Re: Idle Error invalid byte sequence

From
Randall Wilson
Date:
Yes, the encoding was changed from SQL_ASCII to UTF-8. Does the fact
that it's an "Idle" error conform your theory that some client is
causing the error? I thought the "Idle" error was caused by errors found
during background processes, like vacuums.

I made a plain text backup of the live database and I'm not having any
luck grepping for the character. I may be doing it wrong. If I can't
find it in the database dump, what does that tell us? Is it possibly in
a template database.

Thanks for your help,
Randy

Tom Lane wrote:
> Randall Wilson <rwilson@earthcomber.com> writes:
>
>> We've got a PostgreSQL 8.1.11 database that started displaying these
>> error messages almost immediately AFTER it was restored.
>> ...
>> Is there any way to figure out where the 0x8b character is?
>>
>
> Hmm, did you perhaps change the database encoding from its previous
> value?  The most likely bet is that the bad encoding is arriving from a
> client, which is evidently expecting to send something other than UTF8
> but not bothering to set client_encoding to tell what.
>
>             regards, tom lane
>
>

Attachment

Re: Idle Error invalid byte sequence

From
Tom Lane
Date:
Randall Wilson <rwilson@earthcomber.com> writes:
> Yes, the encoding was changed from SQL_ASCII to UTF-8. Does the fact
> that it's an "Idle" error conform your theory that some client is
> causing the error? I thought the "Idle" error was caused by errors found
> during background processes, like vacuums.
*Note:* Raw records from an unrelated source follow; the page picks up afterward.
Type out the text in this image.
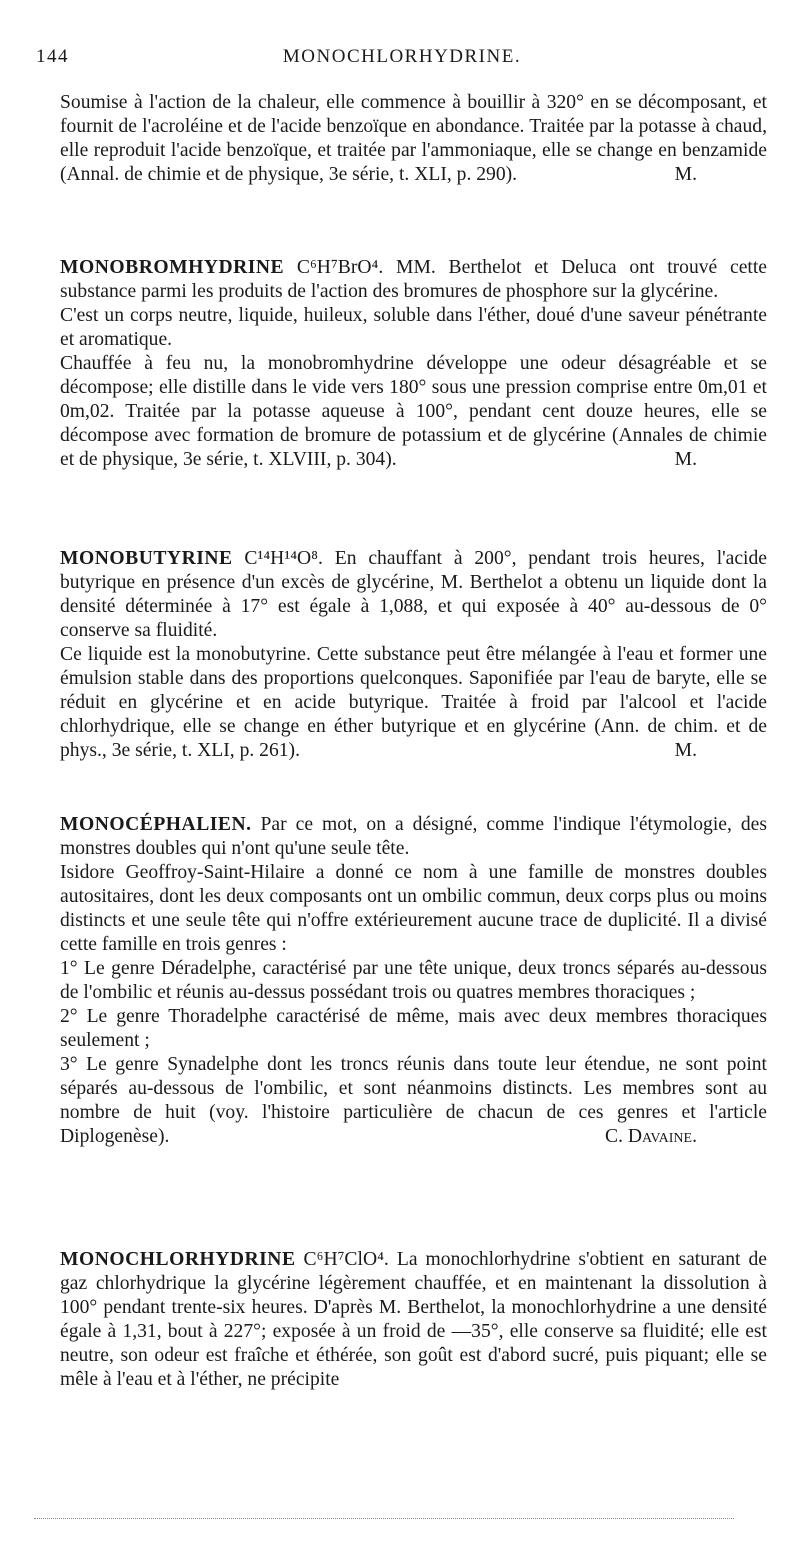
144	MONOCHLORHYDRINE.

Soumise à l'action de la chaleur, elle commence à bouillir à 320° en se décomposant, et fournit de l'acroléine et de l'acide benzoïque en abondance. Traitée par la potasse à chaud, elle reproduit l'acide benzoïque, et traitée par l'ammoniaque, elle se change en benzamide (Annal. de chimie et de physique, 3e série, t. XLI, p. 290).	M.

MONOBROMHYDRINE C⁶H⁷BrO⁴. MM. Berthelot et Deluca ont trouvé cette substance parmi les produits de l'action des bromures de phosphore sur la glycérine.

C'est un corps neutre, liquide, huileux, soluble dans l'éther, doué d'une saveur pénétrante et aromatique.

Chauffée à feu nu, la monobromhydrine développe une odeur désagréable et se décompose; elle distille dans le vide vers 180° sous une pression comprise entre 0m,01 et 0m,02. Traitée par la potasse aqueuse à 100°, pendant cent douze heures, elle se décompose avec formation de bromure de potassium et de glycérine (Annales de chimie et de physique, 3e série, t. XLVIII, p. 304).	M.

MONOBUTYRINE C¹⁴H¹⁴O⁸. En chauffant à 200°, pendant trois heures, l'acide butyrique en présence d'un excès de glycérine, M. Berthelot a obtenu un liquide dont la densité déterminée à 17° est égale à 1,088, et qui exposée à 40° au-dessous de 0° conserve sa fluidité.

Ce liquide est la monobutyrine. Cette substance peut être mélangée à l'eau et former une émulsion stable dans des proportions quelconques. Saponifiée par l'eau de baryte, elle se réduit en glycérine et en acide butyrique. Traitée à froid par l'alcool et l'acide chlorhydrique, elle se change en éther butyrique et en glycérine (Ann. de chim. et de phys., 3e série, t. XLI, p. 261).	M.

MONOCÉPHALIEN. Par ce mot, on a désigné, comme l'indique l'étymologie, des monstres doubles qui n'ont qu'une seule tête.

Isidore Geoffroy-Saint-Hilaire a donné ce nom à une famille de monstres doubles autositaires, dont les deux composants ont un ombilic commun, deux corps plus ou moins distincts et une seule tête qui n'offre extérieurement aucune trace de duplicité. Il a divisé cette famille en trois genres :

1° Le genre Déradelphe, caractérisé par une tête unique, deux troncs séparés au-dessous de l'ombilic et réunis au-dessus possédant trois ou quatres membres thoraciques ;

2° Le genre Thoradelphe caractérisé de même, mais avec deux membres thoraciques seulement ;

3° Le genre Synadelphe dont les troncs réunis dans toute leur étendue, ne sont point séparés au-dessous de l'ombilic, et sont néanmoins distincts. Les membres sont au nombre de huit (voy. l'histoire particulière de chacun de ces genres et l'article Diplogenèse).	C. Davaine.

MONOCHLORHYDRINE C⁶H⁷ClO⁴. La monochlorhydrine s'obtient en saturant de gaz chlorhydrique la glycérine légèrement chauffée, et en maintenant la dissolution à 100° pendant trente-six heures. D'après M. Berthelot, la monochlorhydrine a une densité égale à 1,31, bout à 227°; exposée à un froid de —35°, elle conserve sa fluidité; elle est neutre, son odeur est fraîche et éthérée, son goût est d'abord sucré, puis piquant; elle se mêle à l'eau et à l'éther, ne précipite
You'd have to tell us what your log_line_prefix is before we could
interpret that, but yeah, an encoding error in an incoming query string
would be reported before the backend could even consider going non-idle.

A SQL_ASCII database would have accepted any data whatsoever.  If you
want to change to something where you actually know the encoding, that's
fine, but realize that you're going to have to make your clients be
honest about what encoding they're using, too.

            regards, tom lane

Re: Idle Error invalid byte sequence

From
Randall Wilson
Date:
log_line_prefix = '[%t] %i'
So, "idle" is just the "command tag", which probably means it's not
associated with a command.

Unless you think grepping my plain text backup is a waste of time,
you've answered all my questions (Thanks) and I don't need a reply.
Thanks again,
Randy Wilson

Tom Lane wrote:
> Randall Wilson <rwilson@earthcomber.com> writes:
>
>> Yes, the encoding was changed from SQL_ASCII to UTF-8. Does the fact
>> that it's an "Idle" error conform your theory that some client is
>> causing the error? I thought the "Idle" error was caused by errors found
>> during background processes, like vacuums.
>>
>
> You'd have to tell us what your log_line_prefix is before we could
> interpret that, but yeah, an encoding error in an incoming query string
> would be reported before the backend could even consider going non-idle.
>
> A SQL_ASCII database would have accepted any data whatsoever.  If you
> want to change to something where you actually know the encoding, that's
> fine, but realize that you're going to have to make your clients be
> honest about what encoding they're using, too.
>
>             regards, tom lane
>
>

Attachment

Re: Idle Error invalid byte sequence

From
Tom Lane
Date:
Randall Wilson <rwilson@earthcomber.com> writes:
> log_line_prefix = '[%t] %i'
> So, "idle" is just the "command tag", which probably means it's not
> associated with a command.

No, you missed my point: if an incoming command contains invalidly
encoded characters, the error about that will be thrown *before* the
command tag can be changed from "idle".  I think you are looking in the
wrong place entirely --- the bad data is not in the database, it's
coming from a client.

            regards, tom lane